Discussions about the relationship between some of Trump’s associates with Russia during the presidential election campaign and the appointment of a special prosecutor to investigate this issue by the US Justice Department and the pressures brought on by this matter to Trump put him in a difficult situation regarding Russia.
The scope and severity of new sanctions against Russia is such that Prime Minister Dimitry Medvedev called it “a full-blown war” against his country and stated that “our hope for improved relations with the new US government ended.”
The key issue in the “Countering America’s Adversaries Through Sanctions Act” is that the US president alone has no right to suspend or terminate these sanctions, and any action taken by him in this regard should be made by prior consent of the Congress.
By mid-2015, 55 percent of the Russian economy was in the hands of government.

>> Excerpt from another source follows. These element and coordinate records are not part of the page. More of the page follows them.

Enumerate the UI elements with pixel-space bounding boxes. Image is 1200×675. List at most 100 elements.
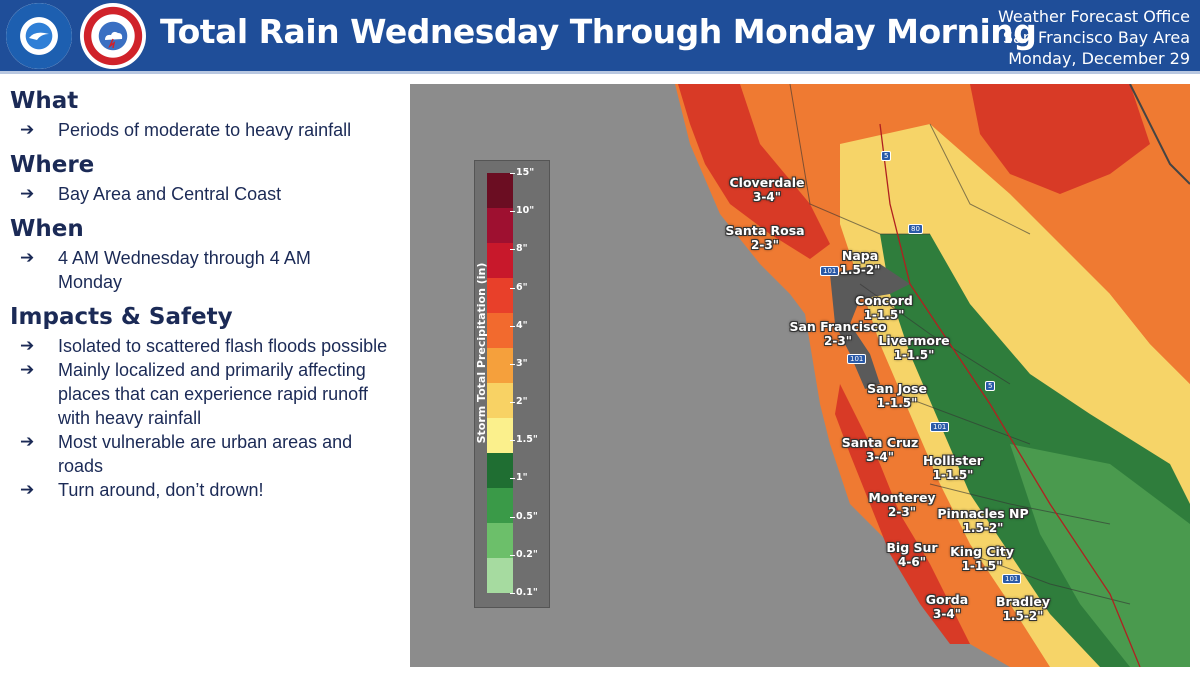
- legend-tick-label: 0.5": [510, 510, 538, 522]
- issue-date: Monday, December 29: [1008, 49, 1190, 68]
- bullet-text: Mainly localized and primarily affecting…: [58, 360, 368, 428]
- city-label: San Francisco 2-3": [789, 319, 887, 349]
- city-rain-amount: 1-1.5": [961, 559, 1003, 573]
- interstate-5: [879, 123, 1141, 667]
- city-label: Hollister 1-1.5": [923, 453, 983, 483]
- map-graphic: [675, 84, 1190, 667]
- city-label: Concord 1-1.5": [855, 293, 913, 323]
- state-line: [1129, 84, 1190, 185]
- section-what: What ➔ Periods of moderate to heavy rainf…: [0, 88, 400, 142]
- legend-color-bar: [487, 173, 513, 593]
- bullet-text: Turn around, don’t drown!: [58, 480, 264, 500]
- legend-swatch: [487, 523, 513, 558]
- page-title: Total Rain Wednesday Through Monday Morn…: [160, 12, 1037, 51]
- city-name: Santa Cruz: [841, 435, 919, 450]
- bullet-item: ➔ Most vulnerable are urban areas and roa…: [0, 430, 395, 478]
- city-label: Santa Rosa 2-3": [725, 224, 804, 253]
- city-rain-amount: 1.5-2": [839, 263, 881, 277]
- bullet-text: Most vulnerable are urban areas and road…: [58, 432, 353, 476]
- legend-swatch: [487, 243, 513, 278]
- section-heading: What: [10, 88, 79, 114]
- highway-shield-icon: 101: [820, 266, 840, 276]
- legend-swatch: [487, 208, 513, 243]
- city-label: Cloverdale 3-4": [730, 176, 805, 205]
- legend-swatch: [487, 348, 513, 383]
- office-info: Weather Forecast Office San Francisco Ba…: [998, 6, 1190, 69]
- legend-tick-label: 1.5": [510, 434, 538, 446]
- highway-shield-icon: 5: [985, 381, 996, 391]
- section-heading: Where: [10, 152, 95, 178]
- city-name: San Jose: [867, 381, 927, 396]
- city-rain-amount: 3-4": [933, 607, 961, 621]
- bullet-text: 4 AM Wednesday through 4 AM Monday: [58, 248, 311, 292]
- city-rain-amount: 3-4": [753, 190, 781, 204]
- highway-shield-icon: 101: [847, 354, 867, 364]
- legend-swatch: [487, 173, 513, 208]
- info-panel: What ➔ Periods of moderate to heavy rainf…: [0, 84, 400, 664]
- bay-water: [830, 264, 910, 389]
- city-rain-amount: 1.5-2": [962, 521, 1004, 535]
- noaa-logo: [6, 3, 72, 69]
- city-label: Livermore 1-1.5": [878, 333, 950, 363]
- legend-tick-label: 6": [510, 281, 528, 293]
- legend-tick-label: 1": [510, 472, 528, 484]
- legend-swatch: [487, 383, 513, 418]
- arrow-icon: ➔: [20, 360, 35, 379]
- city-rain-amount: 1-1.5": [876, 396, 918, 410]
- city-name: Pinnacles NP: [937, 506, 1029, 521]
- city-name: Concord: [855, 293, 913, 308]
- legend-swatch: [487, 418, 513, 453]
- city-name: Gorda: [925, 592, 969, 607]
- bullet-item: ➔ 4 AM Wednesday through 4 AM Monday: [0, 246, 370, 294]
- bullet-item: ➔ Bay Area and Central Coast: [0, 182, 395, 206]
- legend-swatch: [487, 278, 513, 313]
- city-rain-amount: 3-4": [866, 450, 894, 464]
- bullet-text: Periods of moderate to heavy rainfall: [58, 120, 352, 140]
- office-region: San Francisco Bay Area: [1002, 28, 1190, 47]
- highway-shield-icon: 101: [1002, 574, 1022, 584]
- city-name: Livermore: [878, 333, 950, 348]
- city-rain-amount: 4-6": [898, 555, 926, 569]
- nws-cloud-icon: [105, 31, 123, 48]
- city-name: Hollister: [923, 453, 983, 468]
- heavy-rain-north: [678, 84, 830, 259]
- arrow-icon: ➔: [20, 336, 35, 355]
- section-heading: When: [10, 216, 84, 242]
- section-where: Where ➔ Bay Area and Central Coast: [0, 152, 400, 206]
- city-name: Big Sur: [886, 540, 938, 555]
- office-name: Weather Forecast Office: [998, 7, 1190, 26]
- legend-tick-label: 4": [510, 319, 528, 331]
- bullet-text: Isolated to scattered flash floods possi…: [58, 336, 388, 356]
- precipitation-map: Storm Total Precipitation (in) 15" 10" 8" 6…: [410, 84, 1190, 667]
- city-label: Gorda 3-4": [925, 592, 969, 622]
- legend-tick-label: 2": [510, 396, 528, 408]
- legend-tick-label: 10": [509, 205, 535, 217]
- heavy-rain-northeast: [970, 84, 1150, 194]
- bullet-item: ➔ Isolated to scattered flash floods poss…: [0, 334, 395, 358]
- header-bar: Total Rain Wednesday Through Monday Morn…: [0, 0, 1200, 74]
- bullet-item: ➔ Turn around, don’t drown!: [0, 478, 395, 502]
- legend-tick-label: 0.1": [510, 587, 538, 598]
- city-rain-amount: 2-3": [888, 505, 916, 519]
- city-rain-amount: 2-3": [824, 334, 852, 348]
- city-label: Santa Cruz 3-4": [841, 435, 919, 465]
- city-label: Pinnacles NP 1.5-2": [937, 506, 1029, 536]
- city-label: Bradley 1.5-2": [996, 595, 1050, 624]
- legend-swatch: [487, 313, 513, 348]
- light-green-valley: [1010, 444, 1190, 667]
- city-rain-amount: 1-1.5": [863, 308, 905, 322]
- legend-tick-label: 15": [509, 167, 535, 178]
- city-name: San Francisco: [789, 319, 887, 334]
- city-rain-amount: 1-1.5": [932, 468, 974, 482]
- city-rain-amount: 1.5-2": [1002, 609, 1044, 623]
- arrow-icon: ➔: [20, 480, 35, 499]
- county-lines: [789, 84, 1131, 605]
- city-label: San Jose 1-1.5": [867, 381, 927, 411]
- city-rain-amount: 1-1.5": [893, 348, 935, 362]
- legend-swatch: [487, 453, 513, 488]
- noaa-bird-icon: [29, 32, 49, 40]
- city-name: King City: [950, 544, 1014, 559]
- highway-shield-icon: 101: [930, 422, 950, 432]
- city-name: Monterey: [868, 490, 936, 505]
- city-rain-amount: 2-3": [751, 238, 779, 252]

Given the fact that sanctions tend to target the government and government sectors, the more the economy under sanctions is of a governmental nature, the more devastating effects of sanctions would take place.
The tensions between the great powers usually provide proper opportunity for the average and small actors who oppose the status quo, and temporarily brings them out of the center of pressure, but if in the long run one of these great powers weakens, systemic pressures over those average and small actors who oppose the current situation would increase.
Due to the US sanctions on Russian arms sales to Assad’s government, there may be more difficulties for the Syrian government.